The FBI’s chief attorney wrote the State Department on Feb. 2 to officially acknowledge the probe, correcting the record from last year, when the FBI refused to say one way or the other whether it was looking into the matter.

“Since that time, in public statements and testimony, the bureau has acknowledged generally that it is working on matters related to former Secretary Clinton’s use of a private e-mail server,” James A. Baker, the FBI attorney, said in the letter.

He said the FBI has not publicly detailed the focus or scope of the probe and that he wouldn’t broach those issues at this time because it could hurt the investigation.

The State Department filed the letter with the federal court in Washington on Monday.

The department faces several dozen lawsuits demanding emails from Mrs. Clinton and her top aides, who used accounts outside the State.gov system to conduct government business during her time in office.

The FBI investigation has hurt Mrs. Clinton, who is seeking the Democratic presidential nomination.

On Monday, campaigning in New Hampshire, Republican presidential hopeful Sen. Marco Rubio said the country cannot elect a president who is under FBI investigation.

The most recent release of Mrs. Clinton’s emails found more than 26 percent of them contained information that the government now deems classified or secret. Another 22 messages have been deemed “top secret” and can’t be released even in part.

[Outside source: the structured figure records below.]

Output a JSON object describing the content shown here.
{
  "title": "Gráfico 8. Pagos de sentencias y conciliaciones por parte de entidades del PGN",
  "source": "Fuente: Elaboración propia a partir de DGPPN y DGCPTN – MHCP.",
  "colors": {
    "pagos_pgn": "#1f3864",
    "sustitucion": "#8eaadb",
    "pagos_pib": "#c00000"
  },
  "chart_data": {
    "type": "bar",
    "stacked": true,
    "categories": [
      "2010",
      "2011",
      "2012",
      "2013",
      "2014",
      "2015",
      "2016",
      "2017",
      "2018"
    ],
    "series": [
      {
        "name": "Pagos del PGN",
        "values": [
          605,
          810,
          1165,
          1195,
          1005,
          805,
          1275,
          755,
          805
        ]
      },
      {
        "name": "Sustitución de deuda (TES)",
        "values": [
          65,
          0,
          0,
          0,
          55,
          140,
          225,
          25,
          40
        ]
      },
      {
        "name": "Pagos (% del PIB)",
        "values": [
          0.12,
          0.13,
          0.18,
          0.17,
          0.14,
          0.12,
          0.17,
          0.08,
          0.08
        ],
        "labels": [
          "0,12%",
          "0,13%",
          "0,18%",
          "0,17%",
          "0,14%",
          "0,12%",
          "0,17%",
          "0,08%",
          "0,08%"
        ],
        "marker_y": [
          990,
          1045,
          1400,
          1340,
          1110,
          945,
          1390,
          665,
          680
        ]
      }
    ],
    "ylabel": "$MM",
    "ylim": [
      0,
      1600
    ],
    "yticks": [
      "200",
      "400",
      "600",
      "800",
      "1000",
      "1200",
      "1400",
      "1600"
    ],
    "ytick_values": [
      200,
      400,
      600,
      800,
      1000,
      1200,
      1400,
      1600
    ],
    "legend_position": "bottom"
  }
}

Mrs. Clinton said none of the messages was marked classified at the time she sent or received them and that the Obama administration has overused secrecy tags for her messages.

Last week, the State Department revealed that former Secretary Colin L. Powell had a handful of email messages that contained information that the department now deems sensitive enough to be classified, as did several aides to former Secretary Condoleezza Rice.

Ms. Rice and Mr. Powell served under President George W. Bush.

The Republican National Committee seized on the FBI’s confirmation of the investigation, saying it contradicts Mrs. Clinton’s allies’ claim that the probe is looking only into the security situation of the server and not her handling of classified information.

“The FBI’s announcement confirms the investigation into Hillary Clinton’s secret email server is far from the routine ’security review’ she has claimed,” said RNC Chairman Reince Priebus. “Clinton’s conduct was a severe error in judgment that grossly endangered our national security and put highly classified information at risk. This development is another reminder Hillary Clinton cannot be trusted with the presidency.”

The State Department was to have released all of Mrs. Clinton’s government-related emails by now but blamed last month’s snowstorm in Washington, as well as a bungle by its own employees who never sent thousands of key messages for review by other agencies.

Administration officials asked for a monthlong delay to release the final 5,000 critical messages at the end of February — after the first four states vote in the Democratic nominating contests.

A federal judge has scheduled a hearing for Tuesday to learn more about that delay.

Seth McLaughlin contributed to this report from New Hampshire.